Since it premiered, Defeye has used Masked Up to share the latest “rona” numbers with a casual attitude that borders on irreverence. Masked Up plays every Monday night at 8:08 pm. On Sunday is Dominic Garcia’s bilingual Covid Loops music show, and on Tuesday is Justine Lopez’s Covid Knowledge respectively.
The other shows are Jesse Vasquez’s “Essential,” which features conversations with essential workers on Wednesdays, and “Wonder Show” in which Nosearte shows original work, including live doodling, accompanied by pandemic resources including mental health phone lines provided by Robertos Robles.
Also, the corps’ visual arts group released a coloring book that it is distributing through 1810 Gallery’s website.
In January, the corps will be releasing two live theater pieces: La Familia, Who Me? on Jan. 8 and Las Tres Mujeres, a story about three Latina women from different walks of life coming together to share their experiences of the pandemic, Jan. 28-31.
The rest of the Artist Corps projects are slated to be released throughout January and February. Despite the city CARES Act money expiring at the end of the year, Falcon says he is confident the group will remain.
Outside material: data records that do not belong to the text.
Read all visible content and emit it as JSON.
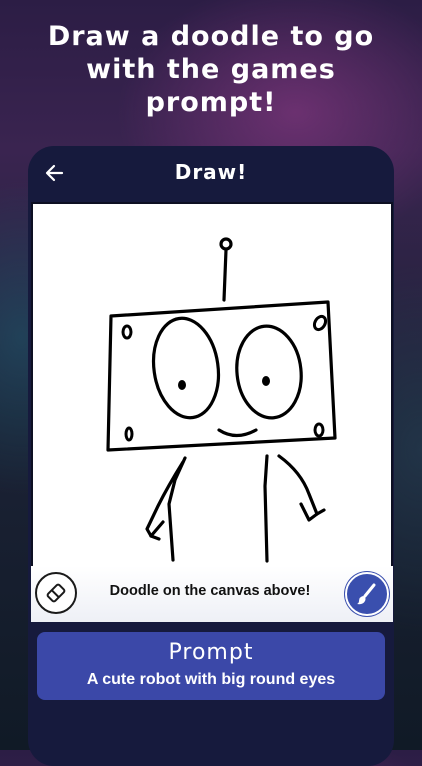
{
  "headline": {
    "line1": "Draw a doodle to go",
    "line2": "with the games",
    "line3": "prompt!"
  },
  "appbar": {
    "title": "Draw!",
    "back_icon": "arrow-left-icon"
  },
  "canvas": {
    "drawing": "robot doodle"
  },
  "toolbar": {
    "eraser_icon": "eraser-icon",
    "hint": "Doodle on the canvas above!",
    "brush_icon": "paintbrush-icon"
  },
  "prompt": {
    "title": "Prompt",
    "text": "A cute robot with big round eyes"
  },
  "colors": {
    "app_background": "#161a3d",
    "prompt_card": "#3b48a8",
    "brush_button": "#3a4fae",
    "canvas": "#ffffff",
    "ink": "#000000"
  }
}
“These 40 artists that we were able to put back to work… they might not have gotten to know each other under any other circumstance. But now that they have gotten to know each other, the storytelling group is reaching out to the music group, the music group is reaching out to the visual arts group,” Falcon said. “The collective will go on just because these artists met each other.”
Acosta says that she hopes that the Sacramento Artist Corps will be an example of the value of the arts during a historic crisis.
“As artists, we have a responsibility to be citizens, good citizens, and when something like this happens to our community, we pitch in,” she said. “And that’s what I hope remains as a legacy for the Artist Corps.”